Berlin und London sind sehr gegensätzlich. Der Rhythmus in London ist viel schneller – alles ist auf Speed ausgelegt. Ich habe zum Ausgleich noch mehr Sport gemacht und war 4-5 mal die Woche beim Yoga, beim Gewichteheben und habe mein Kampfkunsttraining geformt.
Dort entdeckte ich auch die Liebe zum Thaiboxen.
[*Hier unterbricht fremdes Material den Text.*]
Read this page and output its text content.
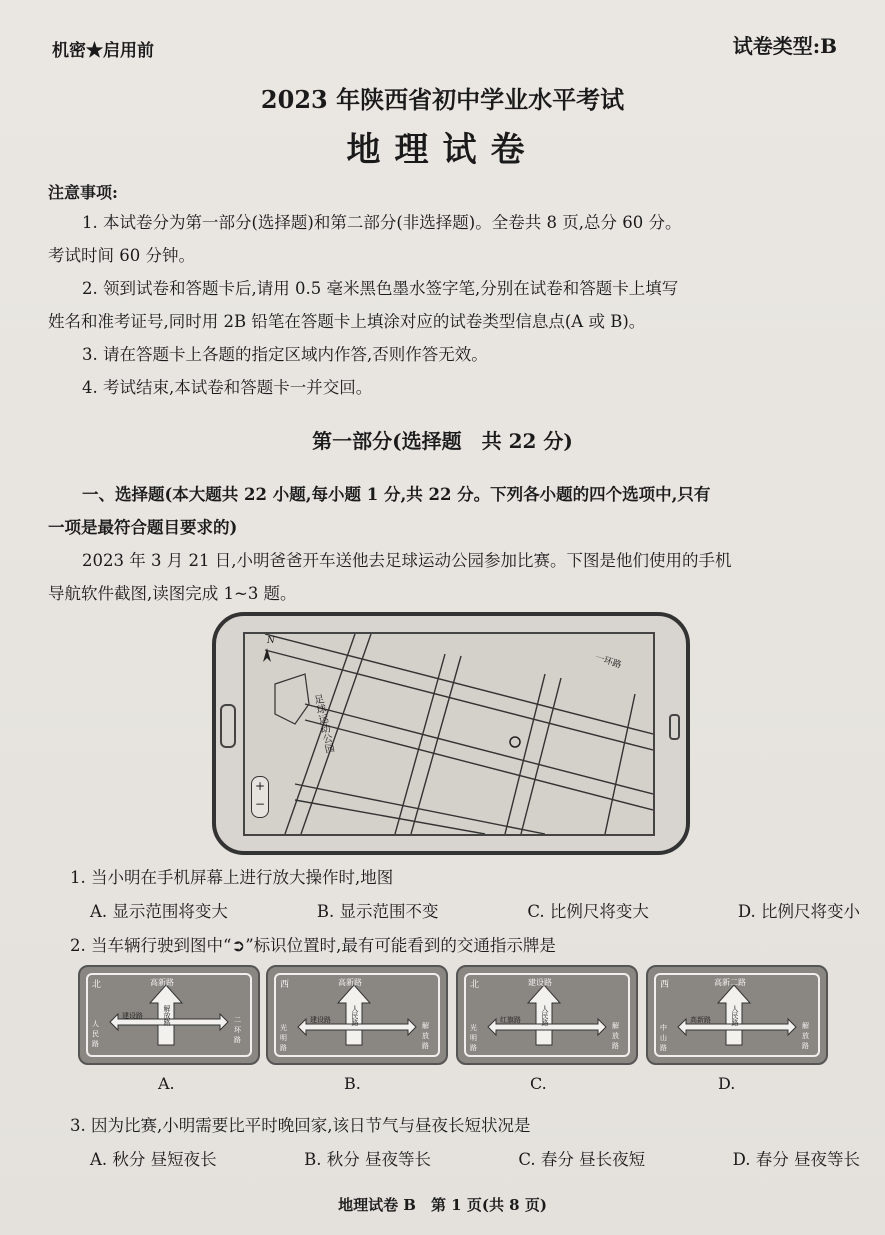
机密★启用前	试卷类型:B
2023 年陕西省初中学业水平考试
地理试卷
注意事项:
1. 本试卷分为第一部分(选择题)和第二部分(非选择题)。全卷共 8 页,总分 60 分。
考试时间 60 分钟。
2. 领到试卷和答题卡后,请用 0.5 毫米黑色墨水签字笔,分别在试卷和答题卡上填写
姓名和准考证号,同时用 2B 铅笔在答题卡上填涂对应的试卷类型信息点(A 或 B)。
3. 请在答题卡上各题的指定区域内作答,否则作答无效。
4. 考试结束,本试卷和答题卡一并交回。
第一部分(选择题　共 22 分)
一、选择题(本大题共 22 小题,每小题 1 分,共 22 分。下列各小题的四个选项中,只有
一项是最符合题目要求的)
2023 年 3 月 21 日,小明爸爸开车送他去足球运动公园参加比赛。下图是他们使用的手机
导航软件截图,读图完成 1~3 题。
N
足球运动公园
一环路
+
−
1. 当小明在手机屏幕上进行放大操作时,地图
A. 显示范围将变大	B. 显示范围不变	C. 比例尺将变大	D. 比例尺将变小
2. 当车辆行驶到图中“➲”标识位置时,最有可能看到的交通指示牌是
北	高新路
解放路
人民路
建设路	二环路
西	高新路
人民路
光明路
建设路
解放路
北	建设路
人民路
光明路
红旗路
解放路
西	高新二路
人民路
中山路
高新路
解放路
A.	B.	C.	D.
3. 因为比赛,小明需要比平时晚回家,该日节气与昼夜长短状况是
A. 秋分 昼短夜长	B. 秋分 昼夜等长	C. 春分 昼长夜短	D. 春分 昼夜等长
地理试卷 B　第 1 页(共 8 页)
Es war spannend wieder bei Null zu beginnen, mich ganz auf eine einzige Kampfkunstart zu konzentrieren und umso schöner die Entwicklung zu spüren. Ich kam noch mal einen Schritt weiter. Das fühlte sich verdammt gut an. Mein persönlicher großer Abschluss für London war meine Teilnahme am Charity Boxen eines Freundes, um Gelder für einen Kranken- und Waisenhaus in Kongo zu sammeln. Wir machten sogar den Eröffnungskampf und ich erinnere mich noch gut daran, wie ich, umzingelt von 400 Leuten, dachte „Was um alles in der Welt tust du hier gerade?“. In dem Moment kannst du nicht mehr wegrennen, sondern musst durchziehen, durchhalten. Das Glücksgefühl und das kalte Bier, das ich danach hatte, waren allerdings unbezahlbar.
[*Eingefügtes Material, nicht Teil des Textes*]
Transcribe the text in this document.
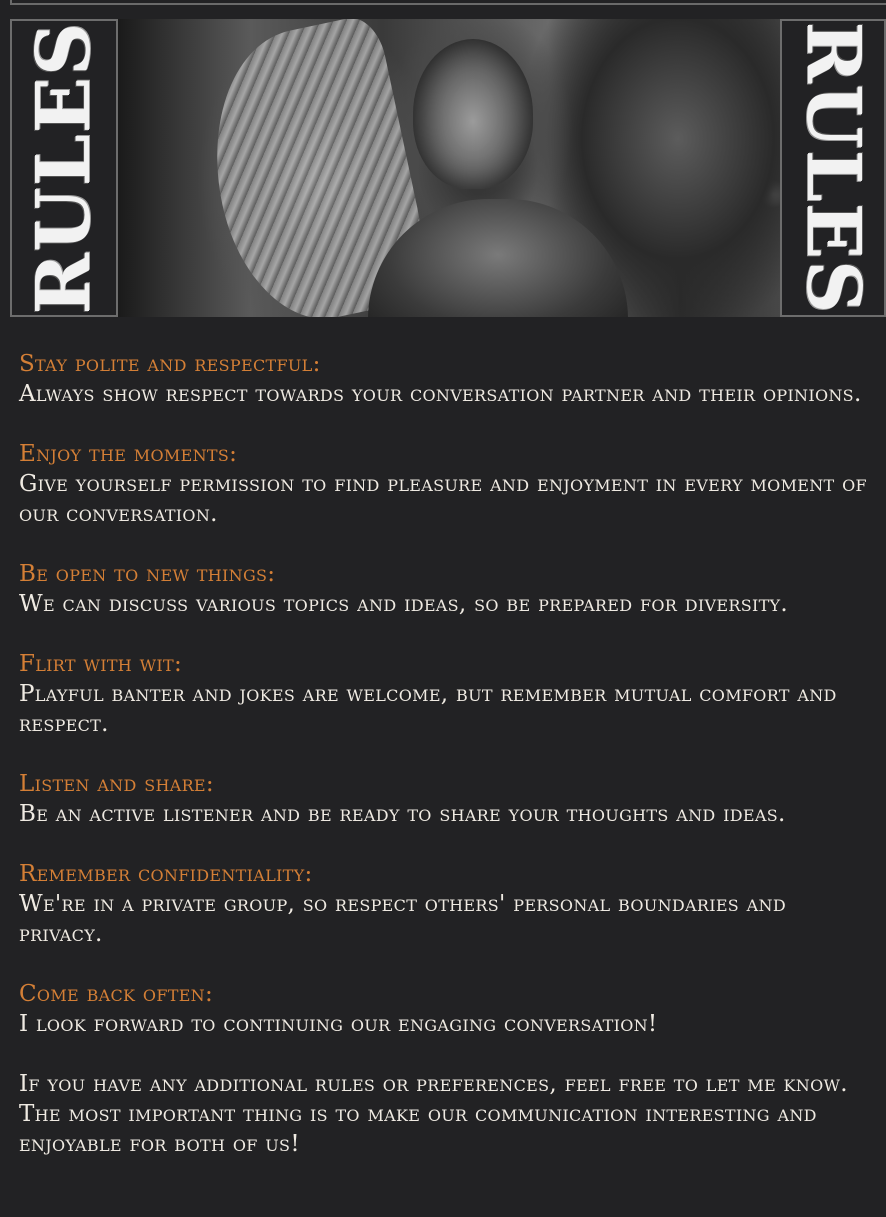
RULES	RULES
Stay polite and respectful:
Always show respect towards your conversation partner and their opinions.
Enjoy the moments:
Give yourself permission to find pleasure and enjoyment in every moment of our conversation.
Be open to new things:
We can discuss various topics and ideas, so be prepared for diversity.
Flirt with wit:
Playful banter and jokes are welcome, but remember mutual comfort and respect.
Listen and share:
Be an active listener and be ready to share your thoughts and ideas.
Remember confidentiality:
We're in a private group, so respect others' personal boundaries and privacy.
Come back often:
I look forward to continuing our engaging conversation!
If you have any additional rules or preferences, feel free to let me know. The most important thing is to make our communication interesting and enjoyable for both of us!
Ich bin nun seit einigen Wochen wieder zurück in Berlin und taste mich als Freelancer langsam wieder an die Stadt heran. Gerade betreue ich zum Beispiel eine Sportwagenmarke im Marketing. Eine tolle Aufgabe, mit der ich mich durch und durch identifizieren kann, da es mit Sportlern und starken Persönlichkeiten zu tun hat. Im Marketing zu arbeiten bedeutet für mich vor allem, dass man Strategie mit Kreativität vereint, um Marken zu entwickeln und sie zu unterstützen. Es ist auf jeden Fall eine sehr gewünschte intellektuelle Herausforderung für mich.
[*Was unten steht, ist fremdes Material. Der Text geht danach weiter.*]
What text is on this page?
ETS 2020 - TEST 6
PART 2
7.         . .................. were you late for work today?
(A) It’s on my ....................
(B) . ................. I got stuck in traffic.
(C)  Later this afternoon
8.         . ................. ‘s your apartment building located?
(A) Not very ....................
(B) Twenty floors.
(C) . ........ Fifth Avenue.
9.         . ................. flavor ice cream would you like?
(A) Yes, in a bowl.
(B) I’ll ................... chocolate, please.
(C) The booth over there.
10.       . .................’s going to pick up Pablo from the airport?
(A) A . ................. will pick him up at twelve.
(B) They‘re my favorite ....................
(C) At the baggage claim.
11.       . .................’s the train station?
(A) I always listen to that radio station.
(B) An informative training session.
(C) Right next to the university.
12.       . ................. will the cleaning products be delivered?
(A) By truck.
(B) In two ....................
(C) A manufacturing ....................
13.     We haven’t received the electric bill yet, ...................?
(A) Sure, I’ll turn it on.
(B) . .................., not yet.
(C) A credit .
Meine Ernährung habe ich durch das Training auch umgestellt. In meinem früheren Job hatte ich keine Zeit mir über Essen Gedanken zu machen, oder habe sie mir zumindest nie genommen. Im Vordergrund stand früher immer nur die Arbeit, nicht Essen, Leben. Erst mit dem Sport kam das Bewusstsein für gute und maßgeschneiderte Ernährung. Ich habe verstanden, dass man so seinen Körper bei der Regenerierung unterstützen kann. So halte ich alles in Balance und schaffe weiche Übergänge. Das klingt jetzt mystischer als es ist. Im Grunde esse ich nun einfach leichter, viel Fisch und Gemüse und verzichte völlig auf Fleisch. Eine handvoll Nüsse oder Trockenfrüchte, etwa 30 Minuten nach dem Training, unterstützen den Körper bei einem sanfteren Übergang in den Ruhezustand.

Ich wünschte, ich könnte vor allem mehr Frauen inspirieren Kampfkunst zu trainieren und aus ihrer Comfort Zone rauszukommen, damit sie erleben, was es bewegen kann – physisch und geistig. Mich hat es stärker gemacht, ein bisschen weiser, aber mir vor allem Respekt, Demut und Disziplin beigebracht. Ich habe oft noch mit Vorurteilen zu kämpfen oder dass es sich als Frau nicht gehört zu Boxen (Oh ja, ich schiele hiermit dezent zu meiner eigenen Familie…). Außerdem sind wir Menschen Gewohnheitstiere. Es kann sehr einfach sein, sich in seiner eigenen Blase Tag ein Tag aus in der Welt zu bewegen. Doch nur wer den Schritt wagt, nicht nur über sich selbst mehr zu erfahren, sondern dadurch auch darüber zu reflektieren, wie wir mit anderen Menschen interagieren, wird eine ganz andere Sichtweise auf die Welt entdecken. Quasi die Pillenfrage aus Matrix. Und das sollten wir nicht scheuen.